You can find a more detailed explanation here (see Chapter 3): Evolution strategies. A comprehensive introduction
在大多数较新的遗传算法教科书中,引入实值编码作为整数编码的替代,即个体可以被编码为实数向量。这被称为连续参数GA(参见例如Haupt & Haupt,“实用遗传算法”,J.Wiley&Sons,1998)。所以这实际上与 ES 实数编码相同。
关于亲本选择,针对 GA 发布了许多不同的策略。我并不了解所有这些,但我假设在所有这些中进行选择(不仅最好的已用于某些应用程序)。
In most newer textbooks on GA, real-valued coding is introduced as an alternative to the integer one, i.e. individuals can be coded as vectors of real numbers. This is called continuous parameter GA (see e.g. Haupt & Haupt, "Practical Genetic Algorithms", J.Wiley&Sons, 1998). So this is practically identical to ES real number coding.
With respect to parent selection, there are many different strategies published for GA's. I don't know them all, but I assume selection among all (not only the best has been used for some applications).

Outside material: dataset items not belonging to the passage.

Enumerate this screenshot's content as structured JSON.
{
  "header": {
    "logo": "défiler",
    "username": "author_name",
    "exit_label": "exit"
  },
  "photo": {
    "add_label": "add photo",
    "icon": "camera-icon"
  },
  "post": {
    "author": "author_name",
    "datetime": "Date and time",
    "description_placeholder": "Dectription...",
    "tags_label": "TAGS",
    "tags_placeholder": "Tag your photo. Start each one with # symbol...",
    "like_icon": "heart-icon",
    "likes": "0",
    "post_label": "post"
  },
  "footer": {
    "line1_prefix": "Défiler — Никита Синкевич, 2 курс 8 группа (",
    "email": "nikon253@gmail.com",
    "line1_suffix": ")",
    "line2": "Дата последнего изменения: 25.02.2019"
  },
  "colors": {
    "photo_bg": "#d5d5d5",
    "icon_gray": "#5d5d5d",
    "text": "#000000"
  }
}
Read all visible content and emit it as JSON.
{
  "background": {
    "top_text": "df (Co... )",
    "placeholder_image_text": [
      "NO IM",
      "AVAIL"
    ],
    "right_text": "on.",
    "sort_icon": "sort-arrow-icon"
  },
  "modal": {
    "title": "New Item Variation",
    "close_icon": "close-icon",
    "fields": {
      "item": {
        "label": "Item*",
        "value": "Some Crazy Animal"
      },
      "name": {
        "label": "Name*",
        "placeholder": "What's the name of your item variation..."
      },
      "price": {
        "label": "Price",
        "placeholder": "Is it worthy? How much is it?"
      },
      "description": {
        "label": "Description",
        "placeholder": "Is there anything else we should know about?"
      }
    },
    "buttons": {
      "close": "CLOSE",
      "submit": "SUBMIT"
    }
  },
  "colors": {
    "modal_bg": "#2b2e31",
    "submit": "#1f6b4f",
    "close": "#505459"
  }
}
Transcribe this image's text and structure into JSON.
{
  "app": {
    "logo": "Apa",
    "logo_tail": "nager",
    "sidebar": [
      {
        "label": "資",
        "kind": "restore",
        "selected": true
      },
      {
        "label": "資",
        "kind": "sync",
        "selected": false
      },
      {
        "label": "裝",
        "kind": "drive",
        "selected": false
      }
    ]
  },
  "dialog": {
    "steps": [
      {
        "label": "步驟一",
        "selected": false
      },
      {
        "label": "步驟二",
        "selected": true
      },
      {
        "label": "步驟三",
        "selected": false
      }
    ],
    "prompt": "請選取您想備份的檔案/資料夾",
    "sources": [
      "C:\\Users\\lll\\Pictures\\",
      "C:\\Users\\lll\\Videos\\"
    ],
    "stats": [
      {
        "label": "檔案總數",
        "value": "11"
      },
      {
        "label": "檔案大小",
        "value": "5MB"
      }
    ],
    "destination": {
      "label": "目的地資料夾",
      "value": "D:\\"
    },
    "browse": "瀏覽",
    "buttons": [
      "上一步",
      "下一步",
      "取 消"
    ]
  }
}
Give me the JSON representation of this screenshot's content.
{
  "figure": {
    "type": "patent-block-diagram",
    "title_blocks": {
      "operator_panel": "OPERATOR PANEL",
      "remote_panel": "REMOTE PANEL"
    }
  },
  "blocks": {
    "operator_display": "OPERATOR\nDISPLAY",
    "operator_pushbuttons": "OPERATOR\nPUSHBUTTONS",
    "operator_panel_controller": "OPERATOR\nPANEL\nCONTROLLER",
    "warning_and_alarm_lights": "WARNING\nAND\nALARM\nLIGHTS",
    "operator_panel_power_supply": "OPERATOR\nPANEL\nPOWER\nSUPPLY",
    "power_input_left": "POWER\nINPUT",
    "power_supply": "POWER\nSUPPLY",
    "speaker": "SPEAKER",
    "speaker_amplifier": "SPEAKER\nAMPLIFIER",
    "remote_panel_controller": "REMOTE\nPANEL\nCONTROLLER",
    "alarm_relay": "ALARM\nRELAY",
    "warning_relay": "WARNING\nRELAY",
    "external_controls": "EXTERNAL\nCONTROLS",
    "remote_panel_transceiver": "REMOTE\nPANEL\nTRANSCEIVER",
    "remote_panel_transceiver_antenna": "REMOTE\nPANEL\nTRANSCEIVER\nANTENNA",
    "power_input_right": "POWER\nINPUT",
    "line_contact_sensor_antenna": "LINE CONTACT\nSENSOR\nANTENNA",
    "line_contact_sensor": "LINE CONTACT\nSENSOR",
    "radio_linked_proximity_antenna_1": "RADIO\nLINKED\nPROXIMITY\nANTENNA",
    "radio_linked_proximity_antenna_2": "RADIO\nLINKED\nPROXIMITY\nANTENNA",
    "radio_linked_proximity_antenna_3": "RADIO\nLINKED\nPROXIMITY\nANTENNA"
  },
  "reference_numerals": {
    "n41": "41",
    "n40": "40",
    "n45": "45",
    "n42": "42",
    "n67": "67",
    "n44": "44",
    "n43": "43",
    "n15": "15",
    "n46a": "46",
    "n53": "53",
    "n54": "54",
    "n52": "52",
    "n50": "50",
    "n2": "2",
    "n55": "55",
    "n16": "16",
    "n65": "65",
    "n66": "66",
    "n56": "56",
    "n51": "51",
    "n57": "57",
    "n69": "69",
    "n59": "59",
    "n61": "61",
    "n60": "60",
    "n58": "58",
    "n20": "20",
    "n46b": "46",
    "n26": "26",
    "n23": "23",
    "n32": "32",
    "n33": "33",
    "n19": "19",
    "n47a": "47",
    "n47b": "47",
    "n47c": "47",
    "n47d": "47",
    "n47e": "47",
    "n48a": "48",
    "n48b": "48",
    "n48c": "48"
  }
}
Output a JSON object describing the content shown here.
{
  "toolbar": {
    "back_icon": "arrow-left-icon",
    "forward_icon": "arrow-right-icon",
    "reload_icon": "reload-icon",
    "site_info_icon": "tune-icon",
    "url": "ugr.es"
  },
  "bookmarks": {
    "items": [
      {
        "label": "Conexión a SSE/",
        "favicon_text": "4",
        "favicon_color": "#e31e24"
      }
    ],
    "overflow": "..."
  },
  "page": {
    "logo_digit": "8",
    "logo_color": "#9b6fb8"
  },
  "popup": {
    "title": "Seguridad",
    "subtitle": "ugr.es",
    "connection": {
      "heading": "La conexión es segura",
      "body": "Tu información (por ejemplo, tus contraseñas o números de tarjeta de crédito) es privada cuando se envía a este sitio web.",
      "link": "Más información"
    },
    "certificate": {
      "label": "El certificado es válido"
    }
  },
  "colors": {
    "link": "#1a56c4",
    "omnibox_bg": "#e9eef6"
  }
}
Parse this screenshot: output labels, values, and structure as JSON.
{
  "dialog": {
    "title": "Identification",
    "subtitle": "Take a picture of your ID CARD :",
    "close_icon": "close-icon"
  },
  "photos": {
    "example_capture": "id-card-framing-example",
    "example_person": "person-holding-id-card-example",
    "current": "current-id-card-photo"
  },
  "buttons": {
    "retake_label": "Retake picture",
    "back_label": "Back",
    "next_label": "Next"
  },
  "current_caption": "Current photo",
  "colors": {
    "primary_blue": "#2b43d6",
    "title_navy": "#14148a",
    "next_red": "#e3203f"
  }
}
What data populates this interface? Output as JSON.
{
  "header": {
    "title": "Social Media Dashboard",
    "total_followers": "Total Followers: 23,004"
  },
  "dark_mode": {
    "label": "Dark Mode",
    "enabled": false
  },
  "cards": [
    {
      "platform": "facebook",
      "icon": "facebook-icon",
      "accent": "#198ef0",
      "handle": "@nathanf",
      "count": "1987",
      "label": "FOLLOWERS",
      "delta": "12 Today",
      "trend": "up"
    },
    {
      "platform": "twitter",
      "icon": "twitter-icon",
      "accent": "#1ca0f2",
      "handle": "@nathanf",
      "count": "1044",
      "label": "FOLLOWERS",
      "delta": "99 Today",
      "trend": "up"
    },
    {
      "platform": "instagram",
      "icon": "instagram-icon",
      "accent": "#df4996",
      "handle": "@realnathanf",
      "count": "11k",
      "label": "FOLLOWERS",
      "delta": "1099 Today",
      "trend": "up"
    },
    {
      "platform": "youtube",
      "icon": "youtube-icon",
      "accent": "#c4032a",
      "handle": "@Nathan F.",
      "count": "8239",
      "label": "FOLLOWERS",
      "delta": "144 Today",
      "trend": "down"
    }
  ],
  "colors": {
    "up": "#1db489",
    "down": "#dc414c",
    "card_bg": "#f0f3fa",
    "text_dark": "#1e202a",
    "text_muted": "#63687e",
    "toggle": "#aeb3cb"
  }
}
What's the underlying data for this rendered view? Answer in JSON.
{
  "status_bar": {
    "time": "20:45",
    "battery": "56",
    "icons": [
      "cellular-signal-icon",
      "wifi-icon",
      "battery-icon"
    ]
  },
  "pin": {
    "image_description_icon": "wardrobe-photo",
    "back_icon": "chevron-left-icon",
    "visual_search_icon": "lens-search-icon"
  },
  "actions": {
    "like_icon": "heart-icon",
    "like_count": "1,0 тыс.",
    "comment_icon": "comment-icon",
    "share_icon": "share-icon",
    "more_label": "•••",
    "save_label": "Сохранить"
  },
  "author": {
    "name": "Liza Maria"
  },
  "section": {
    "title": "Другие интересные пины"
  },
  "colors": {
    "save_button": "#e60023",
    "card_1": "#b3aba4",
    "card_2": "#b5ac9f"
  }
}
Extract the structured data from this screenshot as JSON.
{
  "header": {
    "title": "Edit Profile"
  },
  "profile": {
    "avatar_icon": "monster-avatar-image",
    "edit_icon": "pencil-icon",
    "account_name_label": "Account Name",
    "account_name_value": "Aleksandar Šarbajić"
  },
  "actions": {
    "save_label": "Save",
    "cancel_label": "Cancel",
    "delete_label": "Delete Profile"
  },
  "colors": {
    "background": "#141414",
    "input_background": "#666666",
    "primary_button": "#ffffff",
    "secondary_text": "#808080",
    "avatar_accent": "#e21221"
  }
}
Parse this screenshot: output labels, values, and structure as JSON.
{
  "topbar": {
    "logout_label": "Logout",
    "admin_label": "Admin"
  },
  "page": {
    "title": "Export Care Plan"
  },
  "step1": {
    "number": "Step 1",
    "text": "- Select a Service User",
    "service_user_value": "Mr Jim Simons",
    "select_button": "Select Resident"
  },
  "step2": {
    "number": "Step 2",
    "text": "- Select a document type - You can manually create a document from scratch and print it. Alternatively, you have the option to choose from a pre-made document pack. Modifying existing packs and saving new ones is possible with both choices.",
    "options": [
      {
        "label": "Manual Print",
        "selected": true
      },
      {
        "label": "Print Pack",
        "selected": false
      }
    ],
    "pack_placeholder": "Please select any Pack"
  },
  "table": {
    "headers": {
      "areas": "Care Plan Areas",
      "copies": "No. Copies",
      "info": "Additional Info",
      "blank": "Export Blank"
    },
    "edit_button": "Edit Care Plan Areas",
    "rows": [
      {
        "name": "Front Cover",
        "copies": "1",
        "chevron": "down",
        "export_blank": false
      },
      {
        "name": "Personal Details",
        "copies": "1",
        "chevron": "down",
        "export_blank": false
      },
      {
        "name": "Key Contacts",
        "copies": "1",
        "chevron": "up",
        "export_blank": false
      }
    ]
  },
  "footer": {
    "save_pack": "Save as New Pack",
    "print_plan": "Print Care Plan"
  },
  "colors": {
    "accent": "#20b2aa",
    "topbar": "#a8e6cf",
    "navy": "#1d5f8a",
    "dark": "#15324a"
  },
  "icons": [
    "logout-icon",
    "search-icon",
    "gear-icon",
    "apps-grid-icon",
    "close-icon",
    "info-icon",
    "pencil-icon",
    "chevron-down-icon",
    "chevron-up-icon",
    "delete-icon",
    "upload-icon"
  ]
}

主要区别似乎是遗传算法使用整数序列表示解决方案,而进化策略使用实数序列 - 参考:http://en.wikipedia.org/wiki/Evolutionary_algorithm#
The main difference seems to be that a genetic algorithm represents a solution using a sequence of integers, whereas an evolution strategy uses a sequence of real numbers -- reference: http://en.wikipedia.org/wiki/Evolutionary_algorithm#
正如维基百科来源 (http://en.wikipedia.org/wiki/Genetic_algorithm) 和 @Vaughn Cato 所说,两种技术的差异取决于实现。 EA使用
实数和 GA 使用整数。
然而,在实践中,我认为您可以在问题的表述和程序中使用整数或实数。这取决于你。例如,对于蛋白质折叠,您可以说一组二面角形成一个向量。这是一个实数向量,但是条目
用整数标记,所以我认为你可以制定你的问题并编写基于程序的程序
关于整数算术。这只是一个想法。
As the wikipedia source (http://en.wikipedia.org/wiki/Genetic_algorithm) and @Vaughn Cato said the difference in both techniques relies on the implementation. EA use
real numbers and GA use integers.
However, in practice I think you could use integers or real numbers in the formulation of your problem and in your program. It depends on you. For instance, for protein folding you can say the set of dihedral angles form a vector. This is a vector of real numbers, but the entries
are labeled by integers so I think you can formulate your problem and write you program based
on an integer arithmetic. It is just an idea.